When you go beyond the usual inanities of superficial conversations, you end up giving of yourself. To let go of a part of yourself, to place a piece of you in somebody else’s hands, is an admission of trust. Of surrender, if you will. And an entrée into the mind; that from now on, the other can make you happy. And have the capability to cause grief.

Of course there is a remedy. (Isn’t there, always ?)

You can cut off the part. Without the invisible, yet umbilical link of your attention, all that will remain of it is a shrivelled, desiccated memento that some will junk and others will keep in old diaries like pressed flowers, in the bottom of trunks below old sarees, forgotten jackets and books once read.

And you can forget about that chunk of you, removing forever its capacity to grieve you, hurt you. And the price to pay for that is an emptiness inside.

There are boundaries of refusal and whispers of love. And when they are broken, there emerges a yawning distance in the relationship.

The boundaries of refusal are those that limit our affections to what is possible, what is appropriate, what is real. And beyond that are the whispers of love; that promise more, that promise freedom, that promise joy. That make the relationship endure despite the refusals.

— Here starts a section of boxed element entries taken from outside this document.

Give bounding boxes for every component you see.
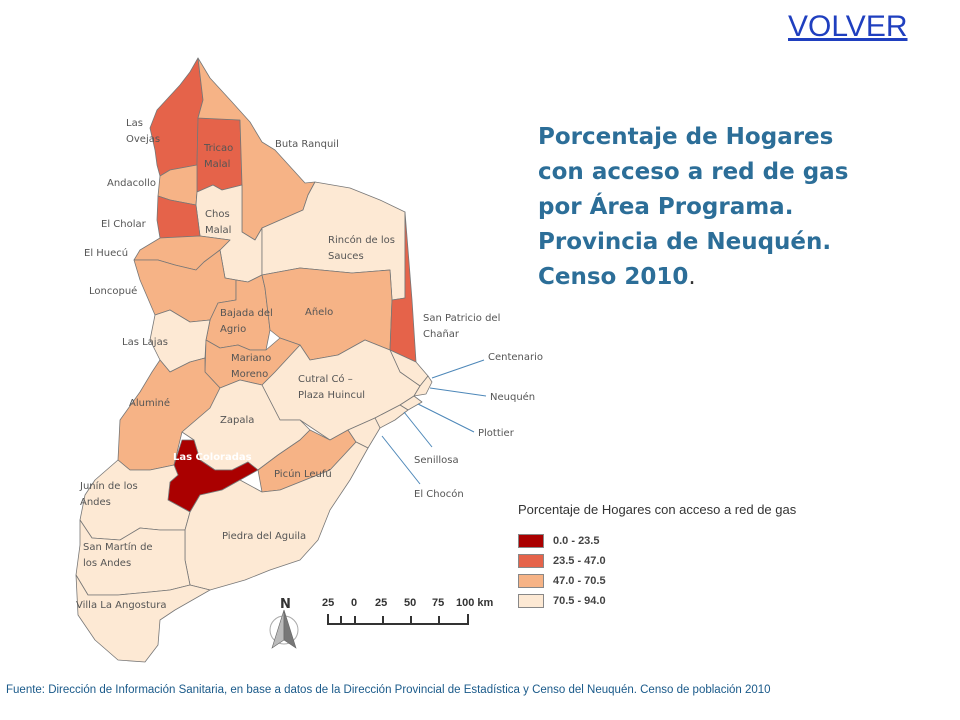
legend-swatch <box>518 554 544 568</box>
label-junin-andes-2: Andes <box>80 497 111 508</box>
label-picun-leufu: Picún Leufú <box>274 468 332 480</box>
label-san-martin-2: los Andes <box>83 558 131 569</box>
scale-tick-25-left: 25 <box>322 597 334 609</box>
label-centenario: Centenario <box>488 352 543 363</box>
map-title-period: . <box>688 264 696 290</box>
legend-swatch <box>518 534 544 548</box>
label-el-huecu: El Huecú <box>84 247 128 259</box>
label-anelo: Añelo <box>305 307 333 318</box>
label-zapala: Zapala <box>220 415 254 426</box>
legend-label: 70.5 - 94.0 <box>553 595 606 607</box>
scale-tick-50: 50 <box>404 597 416 609</box>
legend-item: 70.5 - 94.0 <box>518 591 796 611</box>
volver-link[interactable]: VOLVER <box>788 10 908 43</box>
label-senillosa: Senillosa <box>414 455 459 466</box>
label-buta-ranquil: Buta Ranquil <box>275 139 339 150</box>
scale-bar: 25 0 25 50 75 100 km <box>322 597 494 625</box>
label-chos-malal-2: Malal <box>205 225 231 236</box>
label-junin-andes: Junín de los <box>79 480 138 492</box>
neuquen-map: Las Ovejas Tricao Malal Buta Ranquil And… <box>75 57 543 663</box>
area-villa-angostura[interactable] <box>75 574 211 663</box>
label-san-martin: San Martín de <box>83 541 153 553</box>
label-tricao-malal-2: Malal <box>204 159 230 170</box>
legend-label: 23.5 - 47.0 <box>553 555 606 567</box>
label-piedra-aguila: Piedra del Aguila <box>222 531 306 542</box>
label-el-cholar: El Cholar <box>101 219 147 230</box>
leader-senillosa <box>403 411 433 448</box>
leader-lines <box>381 359 487 485</box>
legend-swatch <box>518 594 544 608</box>
north-label: N <box>280 597 291 612</box>
legend-item: 47.0 - 70.5 <box>518 571 796 591</box>
label-mariano-moreno: Mariano <box>231 353 271 364</box>
label-alumine: Aluminé <box>129 397 170 409</box>
label-mariano-moreno-2: Moreno <box>231 369 268 380</box>
leader-centenario <box>431 359 485 379</box>
legend-label: 47.0 - 70.5 <box>553 575 606 587</box>
legend-swatch <box>518 574 544 588</box>
label-el-chocon: El Chocón <box>414 488 464 500</box>
area-tricao-malal[interactable] <box>196 117 243 193</box>
label-tricao-malal: Tricao <box>203 143 233 154</box>
label-las-coloradas: Las Coloradas <box>173 452 252 463</box>
area-neuquen[interactable] <box>413 375 433 397</box>
label-villa-angostura: Villa La Angostura <box>76 600 167 611</box>
map-title: Porcentaje de Hogares con acceso a red d… <box>538 120 878 295</box>
label-cutral-co-2: Plaza Huincul <box>298 390 365 401</box>
map-title-text: Porcentaje de Hogares con acceso a red d… <box>538 124 849 290</box>
leader-plottier <box>417 403 475 433</box>
label-plottier: Plottier <box>478 428 515 439</box>
label-neuquen: Neuquén <box>490 391 535 403</box>
label-loncopue: Loncopué <box>89 285 137 297</box>
label-bajada-agrio-2: Agrio <box>220 324 246 335</box>
legend-item: 23.5 - 47.0 <box>518 551 796 571</box>
area-las-ovejas[interactable] <box>149 57 204 177</box>
scale-tick-100km: 100 km <box>456 597 494 609</box>
scale-tick-25: 25 <box>375 597 387 609</box>
area-labels: Las Ovejas Tricao Malal Buta Ranquil And… <box>76 118 543 611</box>
north-arrow-left <box>271 609 285 649</box>
legend-item: 0.0 - 23.5 <box>518 531 796 551</box>
legend-title: Porcentaje de Hogares con acceso a red d… <box>518 502 797 517</box>
leader-el-chocon <box>381 435 421 485</box>
label-cutral-co: Cutral Có – <box>298 373 353 385</box>
legend: Porcentaje de Hogares con acceso a red d… <box>518 502 796 611</box>
label-chos-malal: Chos <box>205 209 230 220</box>
source-note: Fuente: Dirección de Información Sanitar… <box>6 684 771 696</box>
leader-neuquen <box>429 387 487 397</box>
label-las-ovejas: Las <box>126 118 143 129</box>
label-las-ovejas-2: Ovejas <box>126 134 160 145</box>
scale-line <box>327 614 469 625</box>
label-san-patricio: San Patricio del <box>423 313 500 324</box>
label-rincon-sauces-2: Sauces <box>328 251 364 262</box>
north-arrow: N <box>269 597 299 649</box>
label-las-lajas: Las Lajas <box>122 337 168 348</box>
label-san-patricio-2: Chañar <box>423 329 460 340</box>
legend-label: 0.0 - 23.5 <box>553 535 600 547</box>
label-bajada-agrio: Bajada del <box>220 308 273 319</box>
north-arrow-right <box>283 609 297 649</box>
label-andacollo: Andacollo <box>107 178 156 189</box>
scale-tick-0: 0 <box>351 597 357 609</box>
area-el-chocon[interactable] <box>347 417 381 449</box>
scale-tick-75: 75 <box>432 597 444 609</box>
label-rincon-sauces: Rincón de los <box>328 234 395 246</box>
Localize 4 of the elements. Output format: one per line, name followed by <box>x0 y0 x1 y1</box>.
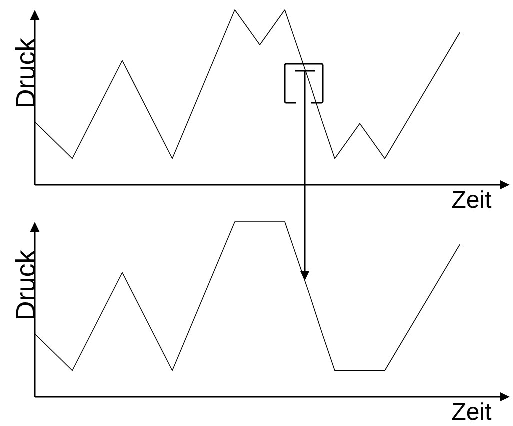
x-axis-title: Zeit <box>452 190 492 208</box>
x-axis-title: Zeit <box>452 402 492 420</box>
y-axis-title: Druck <box>15 38 36 107</box>
y-axis-title: Druck <box>15 250 36 319</box>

The mistake made once too often is to let people in beyond that boundary. Or go into places one shouldn’t. For once inside, the inability to fit in with the other facets of life creates a discordance, a conflict. And grief.

And a distance then ensues.

Learning not to enter other’s boundaries is the easy part. A kindly Providence that has blessed with a bland exterior , with a little help from the self in being remote, can easily ensure nobody is knocking at own gates. The mistake that has endured is the straining to hear the whispers of affection beyond the keening threnodies of the daily grind. Of imagining them from quarters unknown, and searching for their source.

Which is why when I give you a part of me, it is with a catch. Much joy may you give me; but I will not be offended by you. Or hurt.


And those sneering in the head, those who talk of ersatz affections, can hear their voices resound in the emptiness inside.